Banyak portal berita online mengesampingkan objektivitas demi kehebohan, dengan menurunkan berita tentang popularitas serta menyerang pihak maupun lembaga tertentu. Biasanya, hal ini terjadi di tahun-tahun kompetisi elektoral, dan menjadi salah satu penyebab terjadinya polarisasi di masyarakat.

Biasnya pemberitaan terkadang berasal dari subjektivitas jurnalis itu sendiri, ataupun campur tanganstakeholder media, yang sudah menjadi rahasia umum, berafiliasi dengan kekuatan aktor politik tertentu. Penguasaan media dapat dimanfaatkan oleh para politisi untuk meraih tujuan elektoralnya dalam sebuah kontestasi.

Saya mulai mempertanyakan kualitas berita yang dimuat di media online.
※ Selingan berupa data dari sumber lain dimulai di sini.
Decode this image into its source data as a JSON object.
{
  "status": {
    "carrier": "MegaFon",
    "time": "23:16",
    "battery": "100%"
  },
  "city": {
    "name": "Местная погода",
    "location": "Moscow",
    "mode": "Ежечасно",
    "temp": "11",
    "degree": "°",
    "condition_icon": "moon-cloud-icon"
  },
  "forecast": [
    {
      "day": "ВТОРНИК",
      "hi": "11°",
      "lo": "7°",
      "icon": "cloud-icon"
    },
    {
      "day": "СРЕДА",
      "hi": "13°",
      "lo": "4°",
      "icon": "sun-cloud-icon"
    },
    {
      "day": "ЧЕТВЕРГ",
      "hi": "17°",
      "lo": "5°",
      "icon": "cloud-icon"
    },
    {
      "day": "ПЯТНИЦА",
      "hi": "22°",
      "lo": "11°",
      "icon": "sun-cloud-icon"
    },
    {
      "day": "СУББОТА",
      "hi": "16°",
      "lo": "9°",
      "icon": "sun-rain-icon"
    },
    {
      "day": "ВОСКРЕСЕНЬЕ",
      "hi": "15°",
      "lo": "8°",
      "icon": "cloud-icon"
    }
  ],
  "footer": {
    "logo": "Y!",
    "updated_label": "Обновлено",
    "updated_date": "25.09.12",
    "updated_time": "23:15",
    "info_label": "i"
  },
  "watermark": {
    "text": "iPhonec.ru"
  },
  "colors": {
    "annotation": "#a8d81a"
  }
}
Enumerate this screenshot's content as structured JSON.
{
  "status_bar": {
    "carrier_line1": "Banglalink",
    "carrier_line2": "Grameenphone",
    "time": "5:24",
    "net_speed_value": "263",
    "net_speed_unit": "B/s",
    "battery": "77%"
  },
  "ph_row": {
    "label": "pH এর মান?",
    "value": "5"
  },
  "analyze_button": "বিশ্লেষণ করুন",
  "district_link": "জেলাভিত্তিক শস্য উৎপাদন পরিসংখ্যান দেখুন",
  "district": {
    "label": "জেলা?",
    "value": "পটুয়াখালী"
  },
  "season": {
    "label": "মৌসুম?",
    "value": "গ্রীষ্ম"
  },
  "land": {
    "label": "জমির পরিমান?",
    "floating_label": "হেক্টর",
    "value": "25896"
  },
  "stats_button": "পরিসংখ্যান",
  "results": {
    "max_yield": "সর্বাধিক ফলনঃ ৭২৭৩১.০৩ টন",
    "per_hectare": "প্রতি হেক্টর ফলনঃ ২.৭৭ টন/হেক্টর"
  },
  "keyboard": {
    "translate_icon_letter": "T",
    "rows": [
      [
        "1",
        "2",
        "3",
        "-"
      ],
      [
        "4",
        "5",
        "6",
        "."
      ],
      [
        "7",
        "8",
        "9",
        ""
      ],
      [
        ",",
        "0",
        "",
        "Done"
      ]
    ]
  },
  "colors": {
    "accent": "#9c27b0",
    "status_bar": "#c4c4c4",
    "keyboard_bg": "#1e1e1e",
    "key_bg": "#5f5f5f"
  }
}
Fenomena ini perlu menjadi perhatian, karena menyangkut kualitas jurnalisme nasional dan media massa konvensional secara umum.

Di era informasi saat ini, media massa yang seharusnya menyajikan informasi berkualitas dan sebagai wadah demokrasi di masyarakat, justru terlihat mengalami downgrade, penurunan mutu, bahkan cenderung bias.

Market-driven journalism

Mengapa hal ini bisa terjadi? Selain faktor profesionalisme jurnalis, kapitalisasi yang kuat di industri media dapat melahirkan sebuah praktik jurnalisme yang dikendalikan oleh preferensi pasar, atau yang lebih dikenal dengan sebutan market-driven journalism.

Market-driven journalism merupakan praktik jurnalisme yang mengikuti logika pasar guna menciptakan lingkungan yang mengarah pada komersialisasi. Dalam market-driven journalism, audience lebih terlihat sebagai customer, dibandingkan sebagai citizen.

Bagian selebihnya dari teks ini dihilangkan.